O dilema da "Odete de Schrödinger"
- Guto Aeraphe
- 20 de out.
- 3 min de leitura

O remake da novela "Vale Tudo", tentou trazer de volta o icônico mistério que parou o Brasil em sua primeira versão: quem matou Odete Roitman? No entanto, a autora Manuela Dias, com certeza sem nenhuma intenção, elevou a questão a um novo patamar, criando o que podemos chamar de um subgênero do mistério: o dilema da "Odete de Schrödinger".

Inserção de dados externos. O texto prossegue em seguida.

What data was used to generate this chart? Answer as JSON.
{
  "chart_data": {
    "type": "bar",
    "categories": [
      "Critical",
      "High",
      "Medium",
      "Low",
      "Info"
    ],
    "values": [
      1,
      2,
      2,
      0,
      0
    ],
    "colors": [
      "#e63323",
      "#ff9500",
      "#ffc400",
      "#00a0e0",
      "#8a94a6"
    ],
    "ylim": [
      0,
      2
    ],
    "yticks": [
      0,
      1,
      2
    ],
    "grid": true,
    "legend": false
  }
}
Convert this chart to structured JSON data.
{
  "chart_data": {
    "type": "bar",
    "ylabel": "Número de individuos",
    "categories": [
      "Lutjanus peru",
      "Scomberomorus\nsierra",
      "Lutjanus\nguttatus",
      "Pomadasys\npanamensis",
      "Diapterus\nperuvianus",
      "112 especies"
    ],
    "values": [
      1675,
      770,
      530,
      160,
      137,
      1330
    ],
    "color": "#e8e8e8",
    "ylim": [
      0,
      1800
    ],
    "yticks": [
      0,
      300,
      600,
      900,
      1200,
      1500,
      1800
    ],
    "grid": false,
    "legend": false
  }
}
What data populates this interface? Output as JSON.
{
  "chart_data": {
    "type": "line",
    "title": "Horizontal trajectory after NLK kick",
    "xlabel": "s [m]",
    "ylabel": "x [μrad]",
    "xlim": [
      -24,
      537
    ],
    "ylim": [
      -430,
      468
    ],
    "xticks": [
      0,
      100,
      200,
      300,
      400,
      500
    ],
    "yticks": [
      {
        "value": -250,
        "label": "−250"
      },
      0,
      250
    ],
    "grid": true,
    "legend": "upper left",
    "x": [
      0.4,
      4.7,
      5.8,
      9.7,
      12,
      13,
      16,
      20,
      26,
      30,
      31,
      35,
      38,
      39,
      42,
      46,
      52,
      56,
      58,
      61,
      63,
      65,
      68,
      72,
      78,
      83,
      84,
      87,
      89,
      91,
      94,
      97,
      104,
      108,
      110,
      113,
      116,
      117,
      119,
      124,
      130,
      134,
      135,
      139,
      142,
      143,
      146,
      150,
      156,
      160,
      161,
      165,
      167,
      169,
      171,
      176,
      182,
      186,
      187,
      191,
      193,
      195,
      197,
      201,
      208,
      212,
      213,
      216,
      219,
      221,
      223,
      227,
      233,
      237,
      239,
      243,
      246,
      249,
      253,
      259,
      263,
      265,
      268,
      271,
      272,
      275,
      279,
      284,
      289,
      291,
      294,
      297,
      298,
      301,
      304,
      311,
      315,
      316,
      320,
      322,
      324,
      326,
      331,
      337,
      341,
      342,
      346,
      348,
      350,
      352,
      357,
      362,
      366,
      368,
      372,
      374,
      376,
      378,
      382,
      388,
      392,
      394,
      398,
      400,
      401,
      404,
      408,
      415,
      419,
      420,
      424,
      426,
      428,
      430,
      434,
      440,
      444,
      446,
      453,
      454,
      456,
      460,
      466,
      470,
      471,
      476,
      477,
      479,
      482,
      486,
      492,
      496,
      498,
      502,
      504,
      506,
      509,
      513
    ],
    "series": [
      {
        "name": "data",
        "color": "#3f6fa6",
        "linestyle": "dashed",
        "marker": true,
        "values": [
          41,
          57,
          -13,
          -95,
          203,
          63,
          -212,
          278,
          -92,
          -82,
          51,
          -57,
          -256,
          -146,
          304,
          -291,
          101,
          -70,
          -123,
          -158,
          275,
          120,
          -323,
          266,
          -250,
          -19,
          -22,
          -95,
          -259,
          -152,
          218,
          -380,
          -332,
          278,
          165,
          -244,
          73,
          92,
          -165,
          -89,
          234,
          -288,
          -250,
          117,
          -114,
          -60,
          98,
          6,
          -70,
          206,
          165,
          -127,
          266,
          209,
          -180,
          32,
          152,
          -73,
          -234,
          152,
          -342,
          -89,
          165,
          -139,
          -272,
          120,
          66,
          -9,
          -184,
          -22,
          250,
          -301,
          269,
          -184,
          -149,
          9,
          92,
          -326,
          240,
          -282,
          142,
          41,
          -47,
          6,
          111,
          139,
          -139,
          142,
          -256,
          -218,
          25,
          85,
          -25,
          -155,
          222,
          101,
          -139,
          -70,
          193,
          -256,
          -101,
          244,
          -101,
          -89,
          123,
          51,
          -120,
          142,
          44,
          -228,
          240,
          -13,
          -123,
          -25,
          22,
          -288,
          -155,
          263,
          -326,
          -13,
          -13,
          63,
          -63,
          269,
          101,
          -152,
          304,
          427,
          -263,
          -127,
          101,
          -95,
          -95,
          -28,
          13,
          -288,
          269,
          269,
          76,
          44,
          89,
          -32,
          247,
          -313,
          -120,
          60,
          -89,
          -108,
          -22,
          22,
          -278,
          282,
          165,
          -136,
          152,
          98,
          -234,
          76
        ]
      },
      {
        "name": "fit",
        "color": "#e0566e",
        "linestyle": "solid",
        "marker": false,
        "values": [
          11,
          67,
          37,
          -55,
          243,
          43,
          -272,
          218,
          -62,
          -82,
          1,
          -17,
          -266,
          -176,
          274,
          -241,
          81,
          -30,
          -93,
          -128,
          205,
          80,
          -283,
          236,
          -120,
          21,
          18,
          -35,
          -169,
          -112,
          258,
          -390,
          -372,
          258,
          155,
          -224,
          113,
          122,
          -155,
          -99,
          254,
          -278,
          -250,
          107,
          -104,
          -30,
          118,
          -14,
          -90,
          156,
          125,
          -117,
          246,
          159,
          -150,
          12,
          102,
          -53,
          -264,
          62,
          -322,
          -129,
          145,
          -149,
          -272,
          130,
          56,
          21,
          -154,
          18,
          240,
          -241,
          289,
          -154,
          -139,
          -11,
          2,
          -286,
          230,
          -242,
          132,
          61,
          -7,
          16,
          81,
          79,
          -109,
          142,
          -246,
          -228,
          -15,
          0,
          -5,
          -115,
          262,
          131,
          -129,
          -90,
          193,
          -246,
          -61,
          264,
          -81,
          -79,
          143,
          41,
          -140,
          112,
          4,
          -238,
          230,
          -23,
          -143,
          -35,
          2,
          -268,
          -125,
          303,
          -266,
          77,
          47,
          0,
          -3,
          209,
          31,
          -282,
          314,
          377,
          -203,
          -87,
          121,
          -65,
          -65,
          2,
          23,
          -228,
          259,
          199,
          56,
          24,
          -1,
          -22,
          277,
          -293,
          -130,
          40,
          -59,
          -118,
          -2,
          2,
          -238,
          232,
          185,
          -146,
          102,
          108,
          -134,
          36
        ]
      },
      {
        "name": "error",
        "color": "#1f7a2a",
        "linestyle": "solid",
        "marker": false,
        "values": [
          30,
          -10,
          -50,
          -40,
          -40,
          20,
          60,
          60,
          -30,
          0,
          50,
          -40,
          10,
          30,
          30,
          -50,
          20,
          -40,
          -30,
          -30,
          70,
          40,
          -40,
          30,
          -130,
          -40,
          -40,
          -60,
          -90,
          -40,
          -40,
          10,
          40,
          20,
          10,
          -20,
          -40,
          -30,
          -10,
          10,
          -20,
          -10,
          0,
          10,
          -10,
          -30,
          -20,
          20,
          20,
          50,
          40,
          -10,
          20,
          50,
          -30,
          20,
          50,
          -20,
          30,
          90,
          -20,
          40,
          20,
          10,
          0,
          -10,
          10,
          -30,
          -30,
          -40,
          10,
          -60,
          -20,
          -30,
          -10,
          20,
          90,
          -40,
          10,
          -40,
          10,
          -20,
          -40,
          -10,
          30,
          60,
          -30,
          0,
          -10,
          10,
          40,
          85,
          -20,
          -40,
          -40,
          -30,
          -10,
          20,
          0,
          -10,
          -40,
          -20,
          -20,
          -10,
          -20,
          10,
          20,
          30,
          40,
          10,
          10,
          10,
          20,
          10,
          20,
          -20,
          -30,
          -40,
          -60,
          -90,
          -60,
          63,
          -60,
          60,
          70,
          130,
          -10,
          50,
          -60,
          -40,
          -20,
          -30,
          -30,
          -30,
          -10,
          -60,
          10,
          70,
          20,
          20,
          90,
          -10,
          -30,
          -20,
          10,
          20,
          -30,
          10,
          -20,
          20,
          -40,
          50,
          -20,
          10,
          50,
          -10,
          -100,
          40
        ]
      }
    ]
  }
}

Explico. A personagem central da trama, interpretada por Debora Bloch, encontrava-se (graças a inúmeras decisões equivocadas de roteiro e direção) em um estado de superposição quântica, onde para o público, ela estava simultaneamente viva e morta. Essa incerteza, alimentada por declarações da própria autora sobre a gravação de múltiplos finais e o crescente número de teorias pelas redes sociais de que a vilã poderia ter forjado a própria morte, lança o espectador em um mar de possibilidades que desafia as convenções do gênero.

Para entender a tese por trás da "Odete de Schrödinger", precisamos nos voltar para o famoso paradoxo do Gato de Schrödinger. No experimento mental proposto pelo físico Erwin Schrödinger, um gato é colocado em uma caixa selada com um frasco de veneno que pode ou não ser liberado por um elemento radioativo. Enquanto a caixa estiver fechada, o gato existe em um estado de superposição: ele está, ao mesmo tempo, 50% vivo e 50% morto. Somente ao abrir a caixa e observar o seu conteúdo é que a realidade se define em um único estado.
Manuela Dias, ao plantar a semente da dúvida sobre a veracidade da morte de Odete Roitman, aprisionou a personagem em sua própria caixa quântica. Para a audiência, que aguardava ansiosamente o desfecho, Odete não estava nem definitivamente morta, nem comprovadamente viva. Ela existia nesse limbo narrativo, onde todas as possibilidades coexistem. A "observação" que definirá seu destino foi o último capítulo da novela, momento em que a dúvida sobre a personagem finalmente se firmou em uma única realidade.
Se tratada de forma inteligente por roteirstas e diretores, essa abordagem não apenas moderniza o clássico "quem matou?", mas também engaja o público de uma maneira muito mais profunda. Não se trata mais apenas de reunir pistas para desvendar um crime, mas de questionar a própria natureza dos fatos apresentados.
Esta teoria se destaca ainda mais quando a contextualizamos dentro dos subgêneros clássicos do mistério, que tradicionalmente nos apresentam perspectivas bem definidas da moralidade e da ação. De forma geral, podemos dividir o gênero de mistério em três grandes vertentes, cada uma com seu protagonista característico:
As Histórias de Detetive: Neste formato, o protagonista é o "mocinho", a figura do investigador, seja ele um policial, um detetive particular ou um amador curioso. O foco da narrativa está no processo de dedução e na busca pela verdade. O espectador acompanha passo a passo a resolução do crime, juntando as peças do quebra-cabeça ao lado do herói. O objetivo é desvendar o mistério e restaurar a ordem.
Os Filmes de Bandido (ou Ficção de Crime): Aqui, a perspectiva se inverte. Acompanhamos a história do ponto de vista do criminoso. O protagonista é o "bandido", e a trama se desenrola em torno do planejamento, execução e as consequências de seus atos ilícitos. O espectador é convidado a entender a mente do antagonista, suas motivações e, muitas vezes, a torcer para que ele escape da captura.
Os Thrillers e o Anti-Vilão: O thriller se concentra na tensão, no suspense e na adrenalina. O protagonista muitas vezes se encontra em uma situação de perigo iminente. Dentro deste gênero, encontramos a figura do "anti-vilão", um personagem que, embora cometa atos questionáveis ou até mesmo criminosos, possui motivações que o público pode compreender e, em certa medida, justificar. Ele não é puramente mau, e suas ações são frequentemente uma resposta a uma injustiça ou a uma situação extrema, borrando as linhas entre o certo e o errado.
Ao criar essa dualidade, mesmo que de forma involuntária e cheia de equívocos dramaturgicos, a autora Manuela Dias e sua "Odete de Schrödinger" transcendem essas classificações. A incerteza sobre o estado da personagem – viva ou morta – ao longo dos capítulos da novela, impede que a trama se encaixe perfeitamente em um único subgênero. Se ela estiver morta, temos uma história de detetive clássica. Se estiver viva e forjou a própria morte, a narrativa se aproxima de um thriller com elementos de um plano elaborado por uma mente criminosa.
Resta-nos agora, como criadores, avaliarmos as possibildiades deste novo subgênero.